Meribah, or God Knows No One Will Ever See God’s Art
1
Before the lily-work and pomegranate temple, before the walls of Jerusalem, shadows of the law
Demiurge Capital used
the wilderness to learn her song as one uses a nation to learn her power, moving in the sleepy, in the deep frontier.
Stone:
the upper limit of music, discord
the heart of harmony. Scrub frying in rising far sirens, giant rust of sands scouring scree, xeric table boulders scotched to scree, striations like hands pressing either side of a red glass darkly the rock-familiar, the folded voices,
sandstone, granules: the numberless doors of the never-ever
sea
with its lettuces and salt. Art heard
the song in their multiply and fruit. Capital felt like the muscle itself.
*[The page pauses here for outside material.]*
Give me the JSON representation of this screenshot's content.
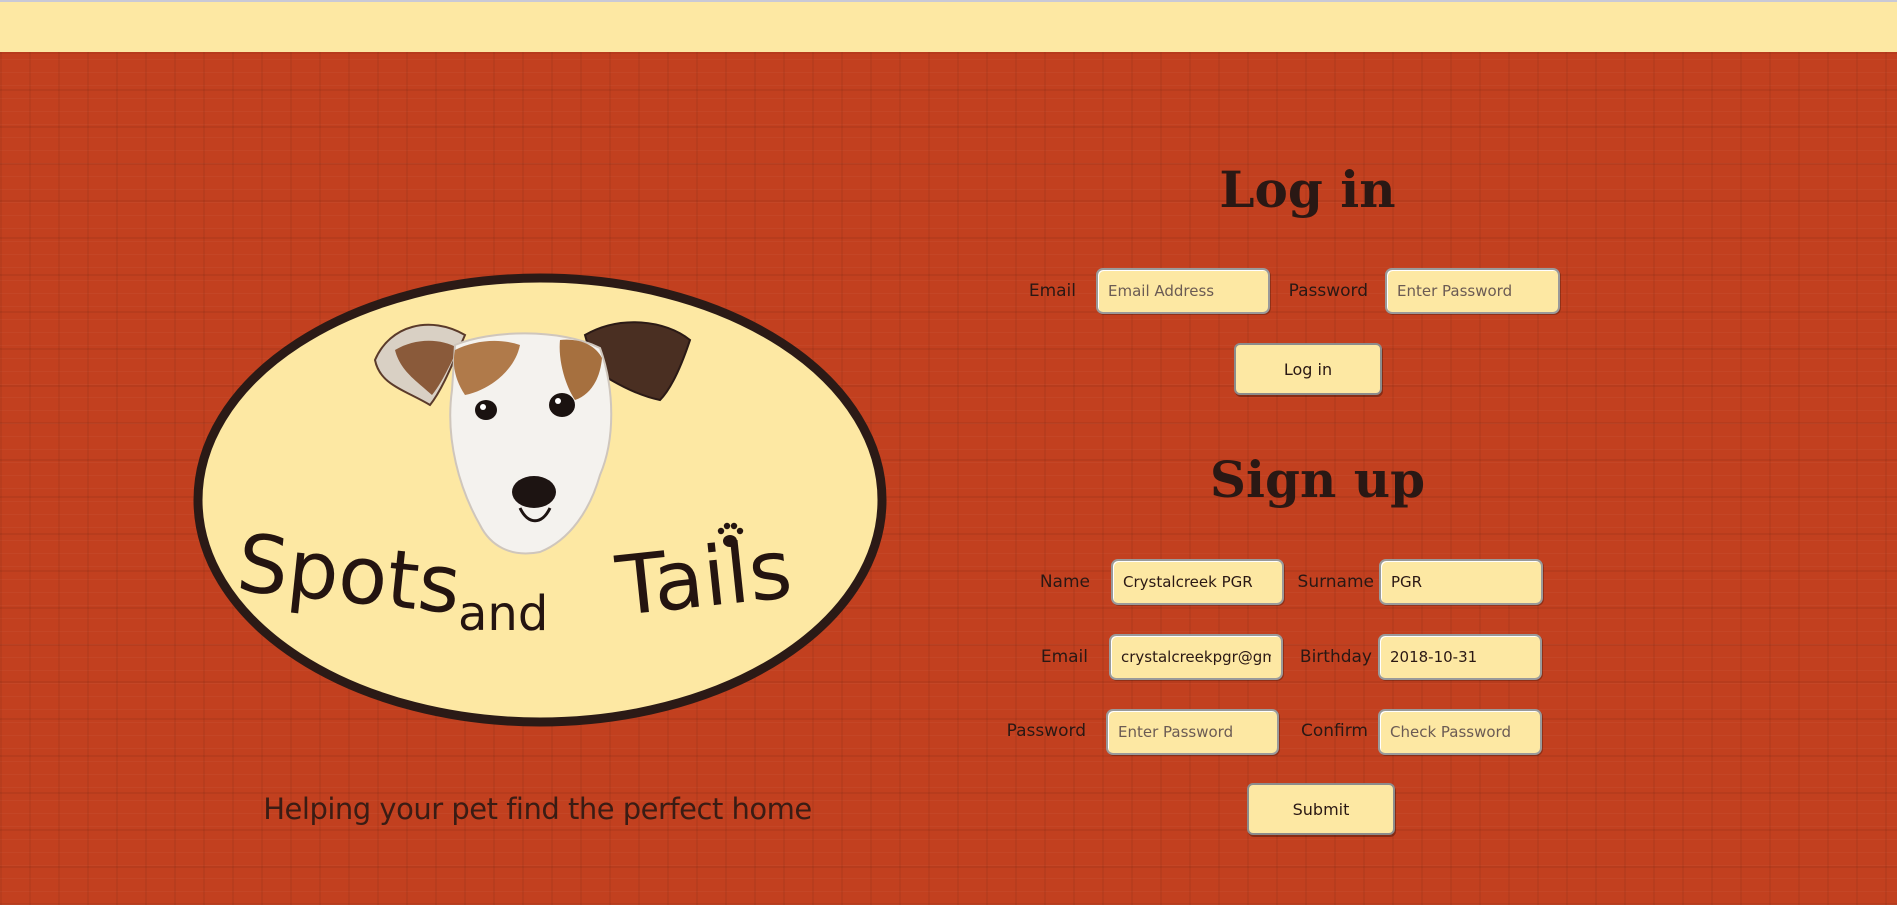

Song with no
melody, wind in the acacia.
2
Meribah, Sinai. Creation and Creation either side of the rock limber up for expression. White heat nails down the granite. Creation's thirsty. The artist can do anything.
How does one choose
when all choices are equal? Categorically equal!
He tells
Moses, Use your staff.
3
Moses once wept to narrate his death eight lines from the end of the poem. Was that life? And it hurt
to hear his mind's voice
as he made her say I Am that I Am.
Cold stars of dew and coriander seeds, they spoke
through the windy wheels, Capital with Creation, Moses with his hands of suffering, realpolitik, the frozen simultaneity of eternity:
Airplanes of the righteous shall climb skies of the faithless blow away.
Is there no other way? Already done. What is the grass?
4
Meribah: peneplain, rock, bitter mob, chlorine light of god; luminous cumulous goggling over the shaghill like dreaming water so bright it meant. Moses’ hand on the rock face strobing rough cubes of heat down his arm. Watching cattle stir and the sick stare. Three babies cried and the fourth flew. He said,
Must we fetch you water out of this rock?
One of these words throbbed.
The people throbbed back, dusty beards
and tan children, a cry muddier than the quails at Kibroth-Hattaavah dropping through seawind. A whole night passed gathering dead quails...and his intercession.
Down the night season
like tender thunder tumbling rolled their murmurs
never too far from the never-ever sea and the worldwide
jitter of minuscule shoots like Capital couldn't wake.
5
Wired in melting in the tannic heat Moses moved around in his life.
Where were the children going next?
Meribah shone in from a crack, the people
shone in, their thirst for justice like water: clear and weak, and angstrom memories that shortened at the height of want like shadows at noon.
6
What is this rock? (wind in the acacia) Does it look like a man? Does it look like nature imitating art? What kind of artist can sculpt in the dark? What is art in the dark?
The waste places God hewed wide enough for anything. In his infinitude she had to make choices, choices that colored her thoughts—
but why choose?
7
Moses raised his staff at zenith a sunlit shamas over the rock. He swung, he smote. Here come the children.
A garden of earthly delights
gushed the living staff, flowering fluoresced through steep youth cooling rust-hot years only his body could remember.
As it's written,
the water came out abundantly, and the congregation drank, and their animals also.
He watched them drink and drink
up eyes shut, but who could read his flesh, shorn to the last tuber? His temples thumped with heat, the cavities that opened for Capital.
8
And still the bony winter a hundred pages yet of an arid poem and the dark blood we know by the motion of light, gravel passage of his sloping years, incarnadined by a moment.
9
Moses came to the pale of promise, powerless to cross the gilt frame of history or selvedge or end of the song
song that turned his ear like a key, purling garden stream of a song,
song of the cedar which sang the genius of the art of death
High at the end of one wind, lustrating over rounded regrets he looked back to the valley with a longing for Egypt
so violent he could only breathe.
And his eyes cut from Nebo
to the mackerel sky of Gideon weighing the holy land stone by stone in its depth of hills seeing flowers like Adam, yellow rosettes starring meadows of women walking, children thinking in the magnetic embrace of hunger.
A kind of spatial prophet, turning from that other kind of sight.
The dirty Jordan.
Joshua's 3500-year war and counting.